Up to six years ago I completed marathons in under three and a half hours and regularly ran 20 to 40 mile off road races over the hills.

At that time I was physically fit as you can see here:

Me in 2008

Me on stage at age 50 in early 2009 – 11 stone and low body fat

Things changed in the Spring of 2009 when, as a result of a rugby injury, I had a total knee joint replacement that meant that I could no longer run to keep fit (so that the artificial knee joint wouldn’t wear out too soon).

With less exercising, eating the same and having a drink or two when I would normally be training, I’ve gone from 11 stone and low body fat to 13 stone 10 pounds. Basically, I put on nearly three stone of fat in six years. Imagine that extra weight being a pile of sugar and having to lug it about.

Bags_of_ Sugar_Piled_Up

 Every kilo of extra weight is a bag of sugar being carried around!

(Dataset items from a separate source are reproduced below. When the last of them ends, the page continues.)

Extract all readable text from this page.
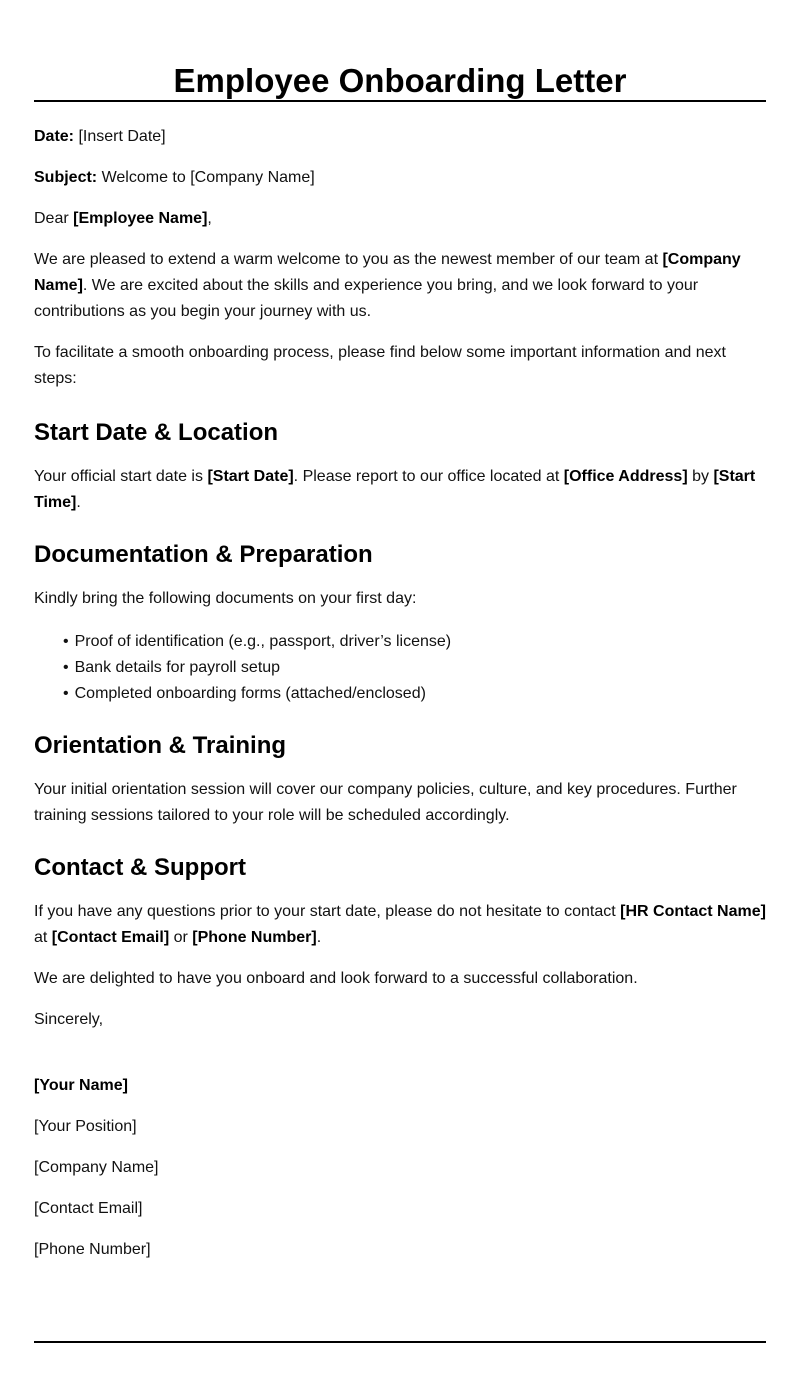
Employee Onboarding Letter

Date: [Insert Date]

Subject: Welcome to [Company Name]

Dear [Employee Name],

We are pleased to extend a warm welcome to you as the newest member of our team at [Company Name]. We are excited about the skills and experience you bring, and we look forward to your contributions as you begin your journey with us.

To facilitate a smooth onboarding process, please find below some important information and next steps:

Start Date & Location

Your official start date is [Start Date]. Please report to our office located at [Office Address] by [Start Time].

Documentation & Preparation

Kindly bring the following documents on your first day:

• Proof of identification (e.g., passport, driver’s license)
• Bank details for payroll setup
• Completed onboarding forms (attached/enclosed)
Orientation & Training

Your initial orientation session will cover our company policies, culture, and key procedures. Further training sessions tailored to your role will be scheduled accordingly.

Contact & Support

If you have any questions prior to your start date, please do not hesitate to contact [HR Contact Name] at [Contact Email] or [Phone Number].

We are delighted to have you onboard and look forward to a successful collaboration.

Sincerely,

[Your Name]

[Your Position]

[Company Name]

[Contact Email]

[Phone Number]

I don’t believe in the blame game. It is easy to blame my knee replacement, but that did not cause me to eat and drink more than I needed. Neither did it stop me from going swimming, riding a bike or going to the gym.

No, if there is going to be blame, there is only one thing responsible for the weight gain and lack of fitness – ME!

Today, the 20th April, 2015, I am starting to put things right with eating and drinking sensibly and commencing an exercise programme to get fit without damaging my artificial knee joint.

You may wonder why I am publicising this? The answer is that by going public I will have to achieve my goal as I will not put myself in a position where people say that I am a loser without will power and strength of character.

I will post updates on my ‘back to fitness journey’ each weekend below. I hope it encourages others to look after their health.